Matters like Article 370, a Uniform Civil Code, the Ram mandir in Ayodhya, a dangerous review of our nuclear policy, and, most importantly, minority self-confidence will require 24x7 alertness, struggle, on the part of the Opposition.
That should be done, first, with due respect. No mocking, scoffing, scorning from now on. If, thus far, Modi was an aspirant, he now is an incumbent. He is the person and the office.
Next, the facing of that face should be done without fear. So, no worshipping or bowing either. If millions have voted for him, some fewer millions but millions nonetheless have voted against him. He knows that better than anyone else.
Will the Congress look him in the eye? It better do so, with due respect, but without fear. This will not be easy, for whenever a Congress MP rises to protest, a howl of counter-protests reminding the UPA of the CAG’s various reports alone will drown out his or her voice. That will be a great inhibitor, for quite some time.

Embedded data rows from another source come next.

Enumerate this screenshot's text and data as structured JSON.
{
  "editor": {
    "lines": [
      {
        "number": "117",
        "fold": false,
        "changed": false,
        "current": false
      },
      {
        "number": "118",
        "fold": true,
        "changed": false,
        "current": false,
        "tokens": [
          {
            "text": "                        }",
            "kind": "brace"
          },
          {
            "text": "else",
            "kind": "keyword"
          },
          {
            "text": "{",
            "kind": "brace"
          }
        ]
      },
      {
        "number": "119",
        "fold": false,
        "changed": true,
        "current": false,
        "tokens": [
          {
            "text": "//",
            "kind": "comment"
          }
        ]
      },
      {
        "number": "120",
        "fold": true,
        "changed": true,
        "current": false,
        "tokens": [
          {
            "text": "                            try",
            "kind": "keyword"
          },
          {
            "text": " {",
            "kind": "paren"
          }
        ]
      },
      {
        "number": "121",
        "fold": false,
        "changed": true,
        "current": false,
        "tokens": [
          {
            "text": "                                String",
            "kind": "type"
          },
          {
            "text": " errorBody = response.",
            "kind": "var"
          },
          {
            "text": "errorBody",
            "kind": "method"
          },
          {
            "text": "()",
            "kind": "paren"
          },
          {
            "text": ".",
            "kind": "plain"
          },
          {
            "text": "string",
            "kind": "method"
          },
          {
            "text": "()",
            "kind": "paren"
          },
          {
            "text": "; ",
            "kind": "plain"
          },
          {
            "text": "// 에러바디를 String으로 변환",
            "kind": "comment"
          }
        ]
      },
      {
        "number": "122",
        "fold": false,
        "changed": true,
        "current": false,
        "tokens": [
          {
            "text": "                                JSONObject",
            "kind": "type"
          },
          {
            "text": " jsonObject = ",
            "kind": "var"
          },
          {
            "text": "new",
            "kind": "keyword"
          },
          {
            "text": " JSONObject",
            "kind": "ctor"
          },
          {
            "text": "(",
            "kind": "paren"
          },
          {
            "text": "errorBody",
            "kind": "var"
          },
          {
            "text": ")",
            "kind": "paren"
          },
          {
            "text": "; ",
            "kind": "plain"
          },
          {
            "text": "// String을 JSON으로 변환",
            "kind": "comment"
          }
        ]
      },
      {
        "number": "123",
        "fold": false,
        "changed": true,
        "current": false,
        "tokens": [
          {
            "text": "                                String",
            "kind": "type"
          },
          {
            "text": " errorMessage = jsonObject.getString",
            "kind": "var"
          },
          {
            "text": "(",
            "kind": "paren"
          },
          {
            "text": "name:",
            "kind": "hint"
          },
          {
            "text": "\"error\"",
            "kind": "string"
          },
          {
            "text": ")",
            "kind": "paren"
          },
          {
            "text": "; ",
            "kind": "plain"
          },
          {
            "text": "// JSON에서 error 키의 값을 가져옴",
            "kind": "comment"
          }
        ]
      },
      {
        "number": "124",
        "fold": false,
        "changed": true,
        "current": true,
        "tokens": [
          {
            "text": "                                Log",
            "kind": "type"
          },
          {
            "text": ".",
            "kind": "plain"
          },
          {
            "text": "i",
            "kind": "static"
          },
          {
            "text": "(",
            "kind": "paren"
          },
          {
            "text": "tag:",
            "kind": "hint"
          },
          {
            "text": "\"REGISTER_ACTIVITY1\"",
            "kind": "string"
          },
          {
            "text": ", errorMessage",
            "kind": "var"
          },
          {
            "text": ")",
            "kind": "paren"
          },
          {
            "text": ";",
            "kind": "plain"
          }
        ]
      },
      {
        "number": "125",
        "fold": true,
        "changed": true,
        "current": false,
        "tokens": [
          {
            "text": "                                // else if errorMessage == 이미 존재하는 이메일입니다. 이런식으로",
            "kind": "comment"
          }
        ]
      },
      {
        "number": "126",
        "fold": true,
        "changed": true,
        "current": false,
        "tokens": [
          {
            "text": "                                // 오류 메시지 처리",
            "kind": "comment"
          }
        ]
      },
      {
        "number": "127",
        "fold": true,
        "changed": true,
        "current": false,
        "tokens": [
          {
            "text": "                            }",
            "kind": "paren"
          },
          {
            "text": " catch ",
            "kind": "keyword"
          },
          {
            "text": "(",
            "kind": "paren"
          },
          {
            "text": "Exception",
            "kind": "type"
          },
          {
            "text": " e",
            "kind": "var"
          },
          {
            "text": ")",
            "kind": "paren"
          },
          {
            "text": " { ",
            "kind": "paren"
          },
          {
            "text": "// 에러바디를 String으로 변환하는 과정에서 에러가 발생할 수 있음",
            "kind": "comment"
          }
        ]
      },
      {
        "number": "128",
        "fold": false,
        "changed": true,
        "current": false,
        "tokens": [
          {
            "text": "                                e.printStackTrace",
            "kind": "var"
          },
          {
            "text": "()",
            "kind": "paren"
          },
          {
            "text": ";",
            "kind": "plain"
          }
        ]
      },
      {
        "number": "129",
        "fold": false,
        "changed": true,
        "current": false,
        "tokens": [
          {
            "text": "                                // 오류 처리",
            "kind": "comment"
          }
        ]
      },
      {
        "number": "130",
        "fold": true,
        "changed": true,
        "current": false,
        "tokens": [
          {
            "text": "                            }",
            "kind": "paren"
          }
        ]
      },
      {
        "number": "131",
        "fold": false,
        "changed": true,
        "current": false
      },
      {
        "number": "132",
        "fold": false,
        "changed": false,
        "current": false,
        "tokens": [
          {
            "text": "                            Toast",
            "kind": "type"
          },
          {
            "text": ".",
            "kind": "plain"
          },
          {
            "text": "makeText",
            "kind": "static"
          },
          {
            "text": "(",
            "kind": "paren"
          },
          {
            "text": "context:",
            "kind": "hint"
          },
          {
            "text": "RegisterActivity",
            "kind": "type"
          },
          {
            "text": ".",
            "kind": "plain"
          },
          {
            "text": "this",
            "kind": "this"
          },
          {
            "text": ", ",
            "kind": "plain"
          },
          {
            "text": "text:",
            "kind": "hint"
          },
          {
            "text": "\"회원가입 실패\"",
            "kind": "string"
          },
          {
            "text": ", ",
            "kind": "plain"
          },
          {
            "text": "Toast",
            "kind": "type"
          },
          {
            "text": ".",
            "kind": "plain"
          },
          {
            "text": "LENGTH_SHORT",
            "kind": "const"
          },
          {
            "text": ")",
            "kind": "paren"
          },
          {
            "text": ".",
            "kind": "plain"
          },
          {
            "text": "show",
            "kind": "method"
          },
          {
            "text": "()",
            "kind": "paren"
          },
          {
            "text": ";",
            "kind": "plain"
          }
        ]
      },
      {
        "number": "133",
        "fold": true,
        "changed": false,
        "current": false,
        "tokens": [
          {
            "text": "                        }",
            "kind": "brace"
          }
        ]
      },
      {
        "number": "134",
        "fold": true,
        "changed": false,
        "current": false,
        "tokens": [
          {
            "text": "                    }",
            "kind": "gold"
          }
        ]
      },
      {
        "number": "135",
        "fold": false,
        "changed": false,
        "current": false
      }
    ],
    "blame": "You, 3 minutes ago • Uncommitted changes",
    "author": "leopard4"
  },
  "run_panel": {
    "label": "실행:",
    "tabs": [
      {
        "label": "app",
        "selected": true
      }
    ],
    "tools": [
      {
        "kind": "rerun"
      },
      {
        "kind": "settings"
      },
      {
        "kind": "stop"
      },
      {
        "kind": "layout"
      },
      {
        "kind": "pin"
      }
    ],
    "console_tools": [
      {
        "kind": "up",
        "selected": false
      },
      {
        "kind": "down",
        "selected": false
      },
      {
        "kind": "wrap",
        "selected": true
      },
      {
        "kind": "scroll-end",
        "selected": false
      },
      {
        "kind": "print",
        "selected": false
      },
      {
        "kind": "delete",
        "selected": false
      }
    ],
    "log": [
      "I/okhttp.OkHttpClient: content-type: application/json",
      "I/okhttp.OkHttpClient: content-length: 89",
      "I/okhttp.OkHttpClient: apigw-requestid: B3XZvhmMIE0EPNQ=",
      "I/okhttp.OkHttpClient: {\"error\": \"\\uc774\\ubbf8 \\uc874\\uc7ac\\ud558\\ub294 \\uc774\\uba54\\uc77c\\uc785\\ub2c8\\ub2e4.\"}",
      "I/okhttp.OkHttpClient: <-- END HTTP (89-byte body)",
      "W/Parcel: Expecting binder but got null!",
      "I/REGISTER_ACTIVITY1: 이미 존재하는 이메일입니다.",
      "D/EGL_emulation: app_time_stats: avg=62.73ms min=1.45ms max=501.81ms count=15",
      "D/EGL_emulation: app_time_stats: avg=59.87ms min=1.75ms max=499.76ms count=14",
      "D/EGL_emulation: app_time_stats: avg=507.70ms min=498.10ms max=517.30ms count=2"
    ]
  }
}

MPs from parties that are in power in the states, like the TMC, AIADMK and BJD will, for sheer prudence, need to not alienate the Centre. They may oppose but will not challenge it.
So who will be the relentless guardian for secular, pro-poor, anti-monopoly, anti-corruption programmes that we will need? Who will be the guardian of the minorities against sheer fear?
It will have to be the Congress. But not the Congress as we have known it to be, post-Jawaharlal Nehru. Shaking off the vice-like grip of its skeletons, it will need to crawl back into its own pre-1964 DNA. It will need to re-discover its values from the debris of its opportunisms.
And if it does that it will re-discover in its veins the alchemisms of a struggle, and a struggle it will be, for all that the Preamble of our Constitution proclaims so eloquently but, alas, so helplessly.
(Gopalkrishna Gandhi is a former administrator, diplomat and governor. The views expressed by the author are personal.)